Eski Meclis Başkanı Cemil Çiçek, Mustafa Karaalioğlu’na
verdiği bir mülakatta, o yapıda “devletin ilgisi ve bilgisi
dâhilinde” çalışma yapanlara şahit olup “ilk
ayrılanlardan” olduğunu söylemişti. Bunu o gruptan benzer
gerekçelerle ilk ayrılan kişi olan Taha Akyol’dan
da dinlemiştim.
O grupta sonra yükselen kimler yoktu ki Melih Gökçek’ten, Ali
Müfit Gürtuna’ya, yakın zamana dek Gülen’in sözcüsü gibi davranan
Hüseyin Gülerce’ye dek.
***
Biz zamanlar o gruba yakın olanlardan Avni Özgürel, Ankara
İzmir Caddesi’nde MİT’in paravan yapılarından olduğunu öne sürdüğü
bir “Fikir Ajansı”ndan söz ediyor örneğin Refik Korkut adını
vererek.
Orada Abdullah Öcalan’ı da gördüğünü, üstelik Öcalan’ın
1993’te Bekaa’daki görüşmesinde bunu doğruladığını söylüyor;
dediğim gibi bu dergilerde, derneklerde, şirketlerde görünen
herkesi damgalamak doğru değildir, sadece yazılanları
aktarıyoruz.
Özgürel diyor ki, “Derin devletin sol unsurları da,
sağ unsurları da var, yani o sağcı, ben solcuyum, o Kürtçü diye bir
ayrım yok”.
***
“İslami, sosyalist, Kürt, Türk milliyetçisi… Tanıdığım
tüm yapıların içinde, devletin olmadığı bir yapı görmedim” diyor
1970’lerden bu yana bu işlerin içinde olan Altan Tan.
Eski polis şefi, sonra İçişleri Bakanı ve siyasetçi Sadettin
Tantan, işleyişi şöyle anlatıyor: “O günkü mantıkta
ilk önce polis kendi kullanacağı ajanları mimler, onları eğitir ve
devşirir, hizmete sunar. Sonra onlar içinden en iyilerini MİT
alır.”
***
Şu son günlerde İslamcıların birbirlerinin kirli çamaşırlarını
ortaya döküp, belki bir kısmı iftira olan suçlamalarına bakarak
derin devletin neredeyse sadece İslamcılarla ilgilenip onlar içinde
ajan devşirdiğini düşünebilirsiniz.
Fena halde yanılırsınız, işte Özgürel ve Tan güzel güzel
anlatıyor.
Derin devlet deyince aklımıza sadece MİT’in delmesi de
bir yanılgıdır, derin devletin sadece İslamcılar içinde çalıştığı,
her bir darbede yer ile yeksan olan solun bu devşirmelerden azade
kaldığı da..
***
Mesela MİT ve sol deyince aklımıza hemen Mahir Kaynak geliyor.
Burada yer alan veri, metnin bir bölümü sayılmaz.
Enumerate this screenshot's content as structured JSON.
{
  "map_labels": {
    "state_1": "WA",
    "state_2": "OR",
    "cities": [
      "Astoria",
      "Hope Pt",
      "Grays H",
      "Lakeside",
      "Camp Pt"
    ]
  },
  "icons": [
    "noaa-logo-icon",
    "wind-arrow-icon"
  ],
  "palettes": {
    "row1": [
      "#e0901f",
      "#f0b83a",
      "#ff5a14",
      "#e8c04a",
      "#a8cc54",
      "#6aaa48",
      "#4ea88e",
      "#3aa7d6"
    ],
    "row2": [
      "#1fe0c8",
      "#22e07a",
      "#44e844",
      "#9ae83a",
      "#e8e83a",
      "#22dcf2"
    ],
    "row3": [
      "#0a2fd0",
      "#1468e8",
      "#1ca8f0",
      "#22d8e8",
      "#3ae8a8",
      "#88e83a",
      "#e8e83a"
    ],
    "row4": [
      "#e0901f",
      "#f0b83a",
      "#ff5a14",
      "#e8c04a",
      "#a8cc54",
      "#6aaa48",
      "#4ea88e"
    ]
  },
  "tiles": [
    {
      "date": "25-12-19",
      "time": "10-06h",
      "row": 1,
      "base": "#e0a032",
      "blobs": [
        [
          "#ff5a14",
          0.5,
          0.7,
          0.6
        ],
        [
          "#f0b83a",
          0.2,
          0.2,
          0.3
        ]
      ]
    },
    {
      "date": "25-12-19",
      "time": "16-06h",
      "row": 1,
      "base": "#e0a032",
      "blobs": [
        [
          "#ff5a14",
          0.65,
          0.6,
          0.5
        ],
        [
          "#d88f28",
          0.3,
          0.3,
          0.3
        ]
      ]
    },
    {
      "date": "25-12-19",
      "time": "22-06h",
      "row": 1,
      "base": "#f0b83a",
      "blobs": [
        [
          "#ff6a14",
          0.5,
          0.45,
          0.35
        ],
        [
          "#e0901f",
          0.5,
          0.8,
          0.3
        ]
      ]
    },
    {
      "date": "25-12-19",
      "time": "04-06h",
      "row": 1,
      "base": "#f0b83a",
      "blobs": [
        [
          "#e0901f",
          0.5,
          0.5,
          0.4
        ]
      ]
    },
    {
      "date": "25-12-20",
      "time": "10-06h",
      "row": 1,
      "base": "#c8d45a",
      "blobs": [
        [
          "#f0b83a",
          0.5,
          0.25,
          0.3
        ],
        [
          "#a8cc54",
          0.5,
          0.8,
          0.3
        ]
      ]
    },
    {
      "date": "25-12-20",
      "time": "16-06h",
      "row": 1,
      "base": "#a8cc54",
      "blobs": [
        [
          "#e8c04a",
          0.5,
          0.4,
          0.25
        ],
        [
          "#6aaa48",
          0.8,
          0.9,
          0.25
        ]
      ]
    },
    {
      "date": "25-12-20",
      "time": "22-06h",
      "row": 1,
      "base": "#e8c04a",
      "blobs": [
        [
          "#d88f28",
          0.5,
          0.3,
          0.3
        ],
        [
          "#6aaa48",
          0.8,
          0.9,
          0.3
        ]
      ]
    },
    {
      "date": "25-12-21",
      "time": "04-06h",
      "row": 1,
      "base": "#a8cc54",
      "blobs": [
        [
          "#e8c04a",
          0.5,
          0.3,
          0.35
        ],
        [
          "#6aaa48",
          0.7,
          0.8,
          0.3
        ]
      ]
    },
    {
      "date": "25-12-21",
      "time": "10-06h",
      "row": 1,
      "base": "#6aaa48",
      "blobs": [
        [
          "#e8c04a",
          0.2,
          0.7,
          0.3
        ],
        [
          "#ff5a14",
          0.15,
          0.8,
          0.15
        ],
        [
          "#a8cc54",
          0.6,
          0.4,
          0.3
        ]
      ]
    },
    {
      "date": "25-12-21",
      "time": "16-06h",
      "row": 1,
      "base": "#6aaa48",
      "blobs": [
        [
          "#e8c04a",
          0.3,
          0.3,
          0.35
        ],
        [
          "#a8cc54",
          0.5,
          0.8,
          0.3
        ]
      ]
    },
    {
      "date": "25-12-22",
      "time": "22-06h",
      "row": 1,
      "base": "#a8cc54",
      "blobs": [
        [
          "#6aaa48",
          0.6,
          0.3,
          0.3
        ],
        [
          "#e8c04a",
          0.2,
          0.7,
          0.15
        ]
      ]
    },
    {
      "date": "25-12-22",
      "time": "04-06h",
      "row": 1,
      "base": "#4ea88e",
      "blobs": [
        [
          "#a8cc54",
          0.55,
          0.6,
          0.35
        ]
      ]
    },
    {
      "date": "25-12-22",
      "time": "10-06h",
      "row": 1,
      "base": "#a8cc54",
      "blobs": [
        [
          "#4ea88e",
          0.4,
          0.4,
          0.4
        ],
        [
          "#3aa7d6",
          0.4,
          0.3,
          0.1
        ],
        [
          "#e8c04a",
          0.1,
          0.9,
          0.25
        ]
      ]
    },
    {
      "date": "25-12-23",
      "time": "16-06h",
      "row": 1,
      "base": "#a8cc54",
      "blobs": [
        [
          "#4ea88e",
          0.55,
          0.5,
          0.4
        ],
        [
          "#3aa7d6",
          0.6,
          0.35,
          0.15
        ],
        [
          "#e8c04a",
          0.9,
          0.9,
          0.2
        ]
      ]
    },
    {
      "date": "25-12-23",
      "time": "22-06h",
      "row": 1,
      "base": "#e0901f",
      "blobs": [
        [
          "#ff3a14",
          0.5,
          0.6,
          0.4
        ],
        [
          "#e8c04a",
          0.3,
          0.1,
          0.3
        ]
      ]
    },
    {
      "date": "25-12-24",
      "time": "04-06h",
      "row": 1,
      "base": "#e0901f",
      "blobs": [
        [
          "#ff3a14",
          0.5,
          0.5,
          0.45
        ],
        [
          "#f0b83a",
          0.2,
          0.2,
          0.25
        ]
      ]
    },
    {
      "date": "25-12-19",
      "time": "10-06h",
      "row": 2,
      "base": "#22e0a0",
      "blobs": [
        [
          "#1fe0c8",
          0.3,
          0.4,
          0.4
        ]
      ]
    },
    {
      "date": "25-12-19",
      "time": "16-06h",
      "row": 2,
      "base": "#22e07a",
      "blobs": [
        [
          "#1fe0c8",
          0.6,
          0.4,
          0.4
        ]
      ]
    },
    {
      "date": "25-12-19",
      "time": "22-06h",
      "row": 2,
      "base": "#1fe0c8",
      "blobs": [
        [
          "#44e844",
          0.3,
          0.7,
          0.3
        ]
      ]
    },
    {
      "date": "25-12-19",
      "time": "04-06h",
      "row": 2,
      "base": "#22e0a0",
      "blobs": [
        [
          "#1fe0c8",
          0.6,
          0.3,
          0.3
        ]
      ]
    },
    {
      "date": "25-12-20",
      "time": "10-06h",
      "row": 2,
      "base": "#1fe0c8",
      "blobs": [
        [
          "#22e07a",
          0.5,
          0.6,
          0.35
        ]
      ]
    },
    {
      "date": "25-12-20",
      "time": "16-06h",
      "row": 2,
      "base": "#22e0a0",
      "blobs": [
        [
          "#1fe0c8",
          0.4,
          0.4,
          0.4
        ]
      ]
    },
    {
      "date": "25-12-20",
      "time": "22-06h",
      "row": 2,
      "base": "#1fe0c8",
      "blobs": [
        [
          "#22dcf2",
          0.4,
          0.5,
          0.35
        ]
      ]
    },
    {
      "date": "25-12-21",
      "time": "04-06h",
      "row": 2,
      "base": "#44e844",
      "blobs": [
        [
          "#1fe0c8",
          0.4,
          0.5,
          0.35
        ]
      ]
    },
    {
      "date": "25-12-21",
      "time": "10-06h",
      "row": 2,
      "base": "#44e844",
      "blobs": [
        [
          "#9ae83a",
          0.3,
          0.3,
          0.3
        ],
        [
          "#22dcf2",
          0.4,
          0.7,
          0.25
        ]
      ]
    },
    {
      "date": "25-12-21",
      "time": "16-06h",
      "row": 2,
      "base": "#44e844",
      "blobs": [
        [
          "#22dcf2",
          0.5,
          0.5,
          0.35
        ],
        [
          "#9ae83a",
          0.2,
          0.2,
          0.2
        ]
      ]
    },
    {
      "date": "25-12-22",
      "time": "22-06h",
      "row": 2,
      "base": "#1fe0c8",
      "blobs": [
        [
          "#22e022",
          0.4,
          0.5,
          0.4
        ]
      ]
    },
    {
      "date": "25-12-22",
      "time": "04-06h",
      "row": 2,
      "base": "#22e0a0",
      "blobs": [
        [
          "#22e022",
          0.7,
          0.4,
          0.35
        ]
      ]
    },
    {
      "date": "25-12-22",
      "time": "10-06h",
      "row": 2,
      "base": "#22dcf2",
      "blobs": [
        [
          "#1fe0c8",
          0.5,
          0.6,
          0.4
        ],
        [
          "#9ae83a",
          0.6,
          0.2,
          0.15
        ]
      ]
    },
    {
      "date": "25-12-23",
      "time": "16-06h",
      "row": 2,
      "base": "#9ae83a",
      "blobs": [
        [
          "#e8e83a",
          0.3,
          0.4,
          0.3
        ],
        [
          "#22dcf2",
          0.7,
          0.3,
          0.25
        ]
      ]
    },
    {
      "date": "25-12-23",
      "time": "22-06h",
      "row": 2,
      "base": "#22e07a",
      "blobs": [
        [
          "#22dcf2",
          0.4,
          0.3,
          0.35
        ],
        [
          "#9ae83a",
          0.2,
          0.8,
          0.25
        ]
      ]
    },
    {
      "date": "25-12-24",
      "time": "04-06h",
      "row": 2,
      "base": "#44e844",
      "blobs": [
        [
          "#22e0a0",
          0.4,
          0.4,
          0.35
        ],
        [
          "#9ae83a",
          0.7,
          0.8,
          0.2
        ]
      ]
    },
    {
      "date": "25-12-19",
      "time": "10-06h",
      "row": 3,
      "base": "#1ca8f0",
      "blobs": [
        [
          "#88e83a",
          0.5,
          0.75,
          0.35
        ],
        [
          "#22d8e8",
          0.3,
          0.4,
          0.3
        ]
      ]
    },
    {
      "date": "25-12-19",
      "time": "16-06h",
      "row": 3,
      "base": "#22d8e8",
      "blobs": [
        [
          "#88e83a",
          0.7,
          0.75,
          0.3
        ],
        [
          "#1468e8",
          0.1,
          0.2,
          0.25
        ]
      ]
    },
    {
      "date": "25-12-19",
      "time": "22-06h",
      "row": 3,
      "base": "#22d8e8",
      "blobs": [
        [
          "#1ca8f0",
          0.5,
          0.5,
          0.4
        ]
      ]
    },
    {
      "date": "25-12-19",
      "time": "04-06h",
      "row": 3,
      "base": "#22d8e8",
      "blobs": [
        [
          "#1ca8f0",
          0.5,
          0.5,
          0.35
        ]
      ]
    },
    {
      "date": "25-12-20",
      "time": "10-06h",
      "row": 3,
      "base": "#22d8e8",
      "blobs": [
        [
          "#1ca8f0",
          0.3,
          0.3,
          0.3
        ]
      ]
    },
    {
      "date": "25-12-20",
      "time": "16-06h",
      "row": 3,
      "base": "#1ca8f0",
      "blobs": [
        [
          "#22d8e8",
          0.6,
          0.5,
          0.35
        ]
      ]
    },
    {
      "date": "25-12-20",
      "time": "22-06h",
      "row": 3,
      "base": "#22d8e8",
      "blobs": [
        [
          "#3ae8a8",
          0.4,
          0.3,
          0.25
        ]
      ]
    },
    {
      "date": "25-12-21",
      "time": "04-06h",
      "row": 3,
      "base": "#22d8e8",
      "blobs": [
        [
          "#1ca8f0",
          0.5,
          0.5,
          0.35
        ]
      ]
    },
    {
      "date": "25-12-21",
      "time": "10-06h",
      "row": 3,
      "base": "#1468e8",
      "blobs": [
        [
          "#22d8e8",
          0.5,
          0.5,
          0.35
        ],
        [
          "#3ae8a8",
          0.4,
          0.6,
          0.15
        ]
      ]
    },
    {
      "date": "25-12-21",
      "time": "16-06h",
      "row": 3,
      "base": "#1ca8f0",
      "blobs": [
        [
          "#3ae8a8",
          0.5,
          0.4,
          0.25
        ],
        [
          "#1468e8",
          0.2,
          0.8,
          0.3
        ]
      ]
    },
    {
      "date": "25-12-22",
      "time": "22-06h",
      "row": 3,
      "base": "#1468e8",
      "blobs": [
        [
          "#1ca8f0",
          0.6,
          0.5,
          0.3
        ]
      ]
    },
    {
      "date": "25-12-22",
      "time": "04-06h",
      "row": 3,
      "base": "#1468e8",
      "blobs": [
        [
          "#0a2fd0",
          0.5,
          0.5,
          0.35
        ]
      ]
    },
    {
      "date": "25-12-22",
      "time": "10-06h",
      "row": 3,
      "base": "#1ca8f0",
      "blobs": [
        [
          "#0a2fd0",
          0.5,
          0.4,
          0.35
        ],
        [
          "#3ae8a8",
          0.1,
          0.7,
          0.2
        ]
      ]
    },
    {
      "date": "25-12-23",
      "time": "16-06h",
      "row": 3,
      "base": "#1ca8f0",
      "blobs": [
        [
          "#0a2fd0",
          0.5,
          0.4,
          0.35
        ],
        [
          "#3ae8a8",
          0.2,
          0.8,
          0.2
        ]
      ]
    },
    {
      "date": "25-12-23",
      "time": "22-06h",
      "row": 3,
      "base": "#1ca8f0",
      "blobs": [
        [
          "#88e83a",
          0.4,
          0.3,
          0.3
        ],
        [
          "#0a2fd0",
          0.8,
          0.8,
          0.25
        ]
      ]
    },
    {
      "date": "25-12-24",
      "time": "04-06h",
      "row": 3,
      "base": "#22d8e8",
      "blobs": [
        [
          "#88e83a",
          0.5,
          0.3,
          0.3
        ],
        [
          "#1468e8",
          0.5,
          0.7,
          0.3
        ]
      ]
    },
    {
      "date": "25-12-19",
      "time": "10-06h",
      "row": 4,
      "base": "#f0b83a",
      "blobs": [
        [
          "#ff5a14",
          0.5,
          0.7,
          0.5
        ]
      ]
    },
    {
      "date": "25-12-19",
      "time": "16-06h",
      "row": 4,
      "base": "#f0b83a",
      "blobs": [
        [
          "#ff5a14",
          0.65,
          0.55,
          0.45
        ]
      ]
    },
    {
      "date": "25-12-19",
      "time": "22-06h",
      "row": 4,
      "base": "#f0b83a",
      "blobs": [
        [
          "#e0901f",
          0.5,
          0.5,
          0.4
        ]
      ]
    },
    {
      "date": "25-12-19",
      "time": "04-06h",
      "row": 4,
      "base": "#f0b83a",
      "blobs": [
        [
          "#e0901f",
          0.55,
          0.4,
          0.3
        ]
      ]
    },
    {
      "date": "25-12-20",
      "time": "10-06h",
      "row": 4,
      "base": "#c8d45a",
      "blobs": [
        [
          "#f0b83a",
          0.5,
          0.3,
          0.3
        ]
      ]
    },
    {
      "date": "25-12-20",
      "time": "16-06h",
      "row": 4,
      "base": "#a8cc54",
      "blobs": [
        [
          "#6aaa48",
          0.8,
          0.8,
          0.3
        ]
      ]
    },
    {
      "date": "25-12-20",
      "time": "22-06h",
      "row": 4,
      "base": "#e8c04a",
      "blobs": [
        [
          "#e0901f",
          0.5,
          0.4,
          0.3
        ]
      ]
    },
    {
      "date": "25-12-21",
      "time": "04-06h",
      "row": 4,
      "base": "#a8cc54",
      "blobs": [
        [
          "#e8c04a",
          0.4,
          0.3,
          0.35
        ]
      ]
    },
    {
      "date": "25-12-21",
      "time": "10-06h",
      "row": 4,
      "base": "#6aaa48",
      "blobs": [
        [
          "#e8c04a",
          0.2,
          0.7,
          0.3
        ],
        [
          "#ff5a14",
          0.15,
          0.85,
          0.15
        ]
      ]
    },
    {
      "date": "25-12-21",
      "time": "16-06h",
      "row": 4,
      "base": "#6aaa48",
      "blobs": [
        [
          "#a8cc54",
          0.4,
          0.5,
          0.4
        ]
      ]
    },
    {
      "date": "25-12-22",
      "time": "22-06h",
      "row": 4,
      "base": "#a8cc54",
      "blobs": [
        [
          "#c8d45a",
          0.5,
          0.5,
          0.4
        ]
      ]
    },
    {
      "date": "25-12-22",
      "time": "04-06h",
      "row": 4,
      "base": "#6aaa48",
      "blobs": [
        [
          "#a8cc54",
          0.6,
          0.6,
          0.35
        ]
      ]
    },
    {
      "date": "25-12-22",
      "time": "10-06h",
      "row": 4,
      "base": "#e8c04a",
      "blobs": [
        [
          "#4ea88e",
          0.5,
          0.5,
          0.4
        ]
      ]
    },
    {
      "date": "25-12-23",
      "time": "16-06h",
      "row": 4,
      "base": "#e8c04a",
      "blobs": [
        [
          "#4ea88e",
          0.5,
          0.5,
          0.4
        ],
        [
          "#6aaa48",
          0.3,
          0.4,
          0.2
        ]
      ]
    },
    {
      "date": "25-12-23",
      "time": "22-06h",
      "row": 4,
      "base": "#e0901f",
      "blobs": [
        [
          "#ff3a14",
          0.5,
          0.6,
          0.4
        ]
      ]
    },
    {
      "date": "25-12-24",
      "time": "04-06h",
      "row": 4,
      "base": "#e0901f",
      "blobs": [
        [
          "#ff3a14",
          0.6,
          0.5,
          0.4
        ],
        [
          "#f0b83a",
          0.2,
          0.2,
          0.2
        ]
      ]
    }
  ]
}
Hani darbeci solcuların içine sızıp 12 Mart 1971 darbesinin hemen
öncesinde 9 Mart’ta darbe yapacak Doğan Avcıoğlu-Cemal Madanoğlu
ekibini patlatıp yakalatan.
Demek ki ondan sonra bütün o ülkenin kutuplaştığı 60’larda, iç
savaşa sürüklendiği 70’lerde, bir yandan darbenin yaralarını
sararken, diğer yandan PKK’nın yükselişine tanık olunan 80’lerde,
faili meçhul cinayetlerin kol gezdiği, askerin siyasete operasyon
çektiği 90’larda ve Türkiye’nin “Gömlek
değiştirmiş” İslamcıların seçimle işbaşına geldiği
2000’lerde derin devlet soldan, hatta liberallerden hiç ajan
devşirmemiştir, öyle mi?
***
Aslına bakarsanız, İslamcılar arasındaki bu hesaplaşma
beni fazla ilgilendirmiyor; birbirlerini suçlamaları önce kendi
sosyal ve siyasi çevrelerini ilgilendir.
Benim merak ettiğim bütün bu süreçte sosyalistler, sosyal
demokratlar, demokratlar ve liberallerden, yani genel anlamıyla
bizim mahalleden kimlerin derin devlet tarafından
devşirildiği.
Hangi gazeteciler, televizyoncular, yazarlar, profesörler,
sanatçılar, kanaat önderleri, hangi örgüt lider kadroları ve tabii
ki siyasetçiler en keskin söylemleri, en iddialı kampanyaları
açarken, yürütürken ifade ederken aslında derin devletin
kontrolündeydi.
***
Altan Tan, MİT Müsteşarı Hakan Fidan’ı “Şu mübarek Ramazan
günü”, bu isimleri açıklamaya çağırıyor, ama böylelikle resmin
sadece bir kısmını gösteriyor.
Derin devlet dediğiniz sadece polis ve MİT değil çünkü; daha
çok asker.
Bir defasında Fikret Bila ile birlikte Süleyman Demirel’in
üzerine “Nedir bu derin devlet? Diye fazla gittiğimizde “Derin
devlet askerdir” deyivermişti; o kadar, daha fazla bir şey
söylememişti.
***
Malumunuz 28 Aralık 2009 günü, şimdi, bir kısmı
Cemaatçilikle suçlanan yargı adamları daha önce eşi görülmemiş bir
operasyona imza attılar.
Ankara’da Kara Kuvvetleri Komutanlığı’nın tam karşısında, ABD
Askeri Heyeti İrtibat Komutanlığı (TUSLOG) karargâhına komşu
Kirazlıdere mevkiinde Özel Kuvvetler Komutanlığı’na bağlı
Seferberlik Tetkik Kurulu (STK) binasına baskın yaptılar.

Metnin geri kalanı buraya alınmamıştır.